A. Click on image to enlarge.
History: Male infant born 2 weeks before term. Postnatally, there was dribbling urination without obvious bladder distension. Six days after birth, the infant became hypotensive, with an elevated white cell count and hyperkalemia. Death followed soon after. At autopsy, the anterior part of the corpus callosum was absent on the left side of the brain; no information is available concerning possible pulmonary hypoplasia.
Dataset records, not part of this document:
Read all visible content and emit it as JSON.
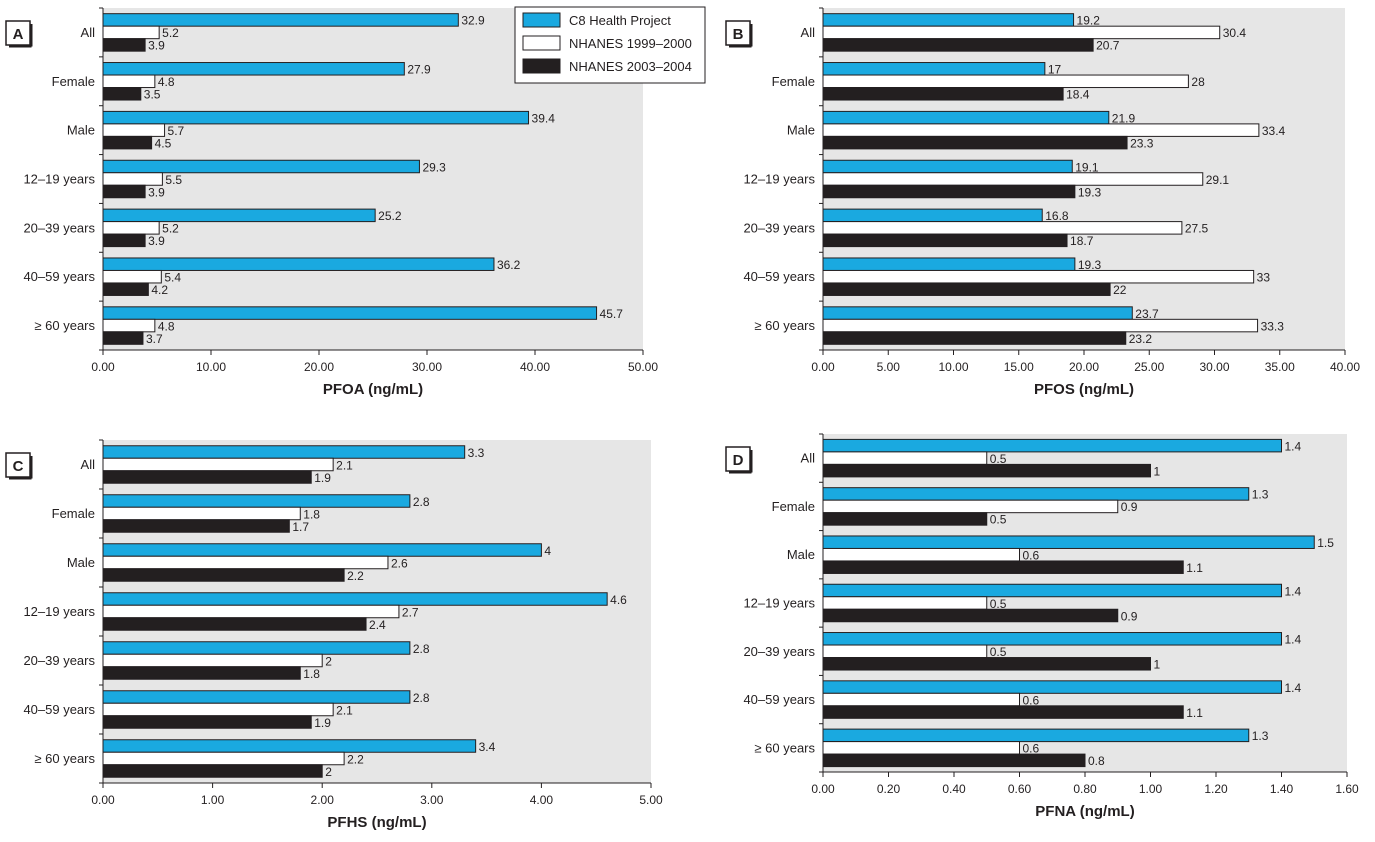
{
  "legend": {
    "items": [
      {
        "label": "C8 Health Project",
        "color": "#1aa9e0"
      },
      {
        "label": "NHANES 1999–2000",
        "color": "#ffffff"
      },
      {
        "label": "NHANES 2003–2004",
        "color": "#231f20"
      }
    ]
  },
  "colors": {
    "plot_bg": "#e6e6e6",
    "c8": "#1aa9e0",
    "nhanes_1999": "#ffffff",
    "nhanes_2003": "#231f20"
  },
  "chart_data": [
    {
      "panel": "A",
      "type": "bar",
      "orientation": "horizontal",
      "xlabel": "PFOA (ng/mL)",
      "xlim": [
        0,
        50
      ],
      "xticks": [
        "0.00",
        "10.00",
        "20.00",
        "30.00",
        "40.00",
        "50.00"
      ],
      "categories": [
        "All",
        "Female",
        "Male",
        "12–19 years",
        "20–39 years",
        "40–59 years",
        "≥ 60 years"
      ],
      "series": [
        {
          "name": "C8 Health Project",
          "values": [
            32.9,
            27.9,
            39.4,
            29.3,
            25.2,
            36.2,
            45.7
          ],
          "labels": [
            "32.9",
            "27.9",
            "39.4",
            "29.3",
            "25.2",
            "36.2",
            "45.7"
          ]
        },
        {
          "name": "NHANES 1999–2000",
          "values": [
            5.2,
            4.8,
            5.7,
            5.5,
            5.2,
            5.4,
            4.8
          ],
          "labels": [
            "5.2",
            "4.8",
            "5.7",
            "5.5",
            "5.2",
            "5.4",
            "4.8"
          ]
        },
        {
          "name": "NHANES 2003–2004",
          "values": [
            3.9,
            3.5,
            4.5,
            3.9,
            3.9,
            4.2,
            3.7
          ],
          "labels": [
            "3.9",
            "3.5",
            "4.5",
            "3.9",
            "3.9",
            "4.2",
            "3.7"
          ]
        }
      ],
      "legend": "top-right"
    },
    {
      "panel": "B",
      "type": "bar",
      "orientation": "horizontal",
      "xlabel": "PFOS (ng/mL)",
      "xlim": [
        0,
        40
      ],
      "xticks": [
        "0.00",
        "5.00",
        "10.00",
        "15.00",
        "20.00",
        "25.00",
        "30.00",
        "35.00",
        "40.00"
      ],
      "categories": [
        "All",
        "Female",
        "Male",
        "12–19 years",
        "20–39 years",
        "40–59 years",
        "≥ 60 years"
      ],
      "series": [
        {
          "name": "C8 Health Project",
          "values": [
            19.2,
            17,
            21.9,
            19.1,
            16.8,
            19.3,
            23.7
          ],
          "labels": [
            "19.2",
            "17",
            "21.9",
            "19.1",
            "16.8",
            "19.3",
            "23.7"
          ]
        },
        {
          "name": "NHANES 1999–2000",
          "values": [
            30.4,
            28,
            33.4,
            29.1,
            27.5,
            33,
            33.3
          ],
          "labels": [
            "30.4",
            "28",
            "33.4",
            "29.1",
            "27.5",
            "33",
            "33.3"
          ]
        },
        {
          "name": "NHANES 2003–2004",
          "values": [
            20.7,
            18.4,
            23.3,
            19.3,
            18.7,
            22,
            23.2
          ],
          "labels": [
            "20.7",
            "18.4",
            "23.3",
            "19.3",
            "18.7",
            "22",
            "23.2"
          ]
        }
      ]
    },
    {
      "panel": "C",
      "type": "bar",
      "orientation": "horizontal",
      "xlabel": "PFHS (ng/mL)",
      "xlim": [
        0,
        5
      ],
      "xticks": [
        "0.00",
        "1.00",
        "2.00",
        "3.00",
        "4.00",
        "5.00"
      ],
      "categories": [
        "All",
        "Female",
        "Male",
        "12–19 years",
        "20–39 years",
        "40–59 years",
        "≥ 60 years"
      ],
      "series": [
        {
          "name": "C8 Health Project",
          "values": [
            3.3,
            2.8,
            4,
            4.6,
            2.8,
            2.8,
            3.4
          ],
          "labels": [
            "3.3",
            "2.8",
            "4",
            "4.6",
            "2.8",
            "2.8",
            "3.4"
          ]
        },
        {
          "name": "NHANES 1999–2000",
          "values": [
            2.1,
            1.8,
            2.6,
            2.7,
            2,
            2.1,
            2.2
          ],
          "labels": [
            "2.1",
            "1.8",
            "2.6",
            "2.7",
            "2",
            "2.1",
            "2.2"
          ]
        },
        {
          "name": "NHANES 2003–2004",
          "values": [
            1.9,
            1.7,
            2.2,
            2.4,
            1.8,
            1.9,
            2
          ],
          "labels": [
            "1.9",
            "1.7",
            "2.2",
            "2.4",
            "1.8",
            "1.9",
            "2"
          ]
        }
      ]
    },
    {
      "panel": "D",
      "type": "bar",
      "orientation": "horizontal",
      "xlabel": "PFNA (ng/mL)",
      "xlim": [
        0,
        1.6
      ],
      "xticks": [
        "0.00",
        "0.20",
        "0.40",
        "0.60",
        "0.80",
        "1.00",
        "1.20",
        "1.40",
        "1.60"
      ],
      "categories": [
        "All",
        "Female",
        "Male",
        "12–19 years",
        "20–39 years",
        "40–59 years",
        "≥ 60 years"
      ],
      "series": [
        {
          "name": "C8 Health Project",
          "values": [
            1.4,
            1.3,
            1.5,
            1.4,
            1.4,
            1.4,
            1.3
          ],
          "labels": [
            "1.4",
            "1.3",
            "1.5",
            "1.4",
            "1.4",
            "1.4",
            "1.3"
          ]
        },
        {
          "name": "NHANES 1999–2000",
          "values": [
            0.5,
            0.9,
            0.6,
            0.5,
            0.5,
            0.6,
            0.6
          ],
          "labels": [
            "0.5",
            "0.9",
            "0.6",
            "0.5",
            "0.5",
            "0.6",
            "0.6"
          ]
        },
        {
          "name": "NHANES 2003–2004",
          "values": [
            1,
            0.5,
            1.1,
            0.9,
            1,
            1.1,
            0.8
          ],
          "labels": [
            "1",
            "0.5",
            "1.1",
            "0.9",
            "1",
            "1.1",
            "0.8"
          ]
        }
      ]
    }
  ]
}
Comment: During the 4th to 7th weeks of development, the cloaca divides into posterior (anorectal canal) and anterior (urogenital sinus) compartments. The two are delimited from the amniotic cavity by the anorectal and urogenital membranes, respectively. The male urethra originates in the urogenital sinus, which develops into the bladder proximally, the membranous and prostatic urethra in its middle (pelvic) portion, and the phallic urethra distally.
The abnormality responsible for the urethral obstruction is uncertain. However, most valves are thought to extend from the bottom of the verumontanum (the urethral enlargement at the origin of the ejaculatory ducts) distally along the prostatic urethra. There is evidence that they represent persistence of the urogenital membrane.
A posterior urethral valve (urethral membrane) is the most common cause of bladder outlet obstruction in male infants (about 1 in 5000 to 8000 live births). The disorder varies in severity from mild to severe, the latter often complicated by respiratory failure secondary to pulmonary hypoplasia as result of decreased amniotic fluid (oligohydramnios). In addition to hydronephrosis, some kidneys have cortical cysts (varying from one or two to innumerable (multicystic dysplasia; see specimen 33)).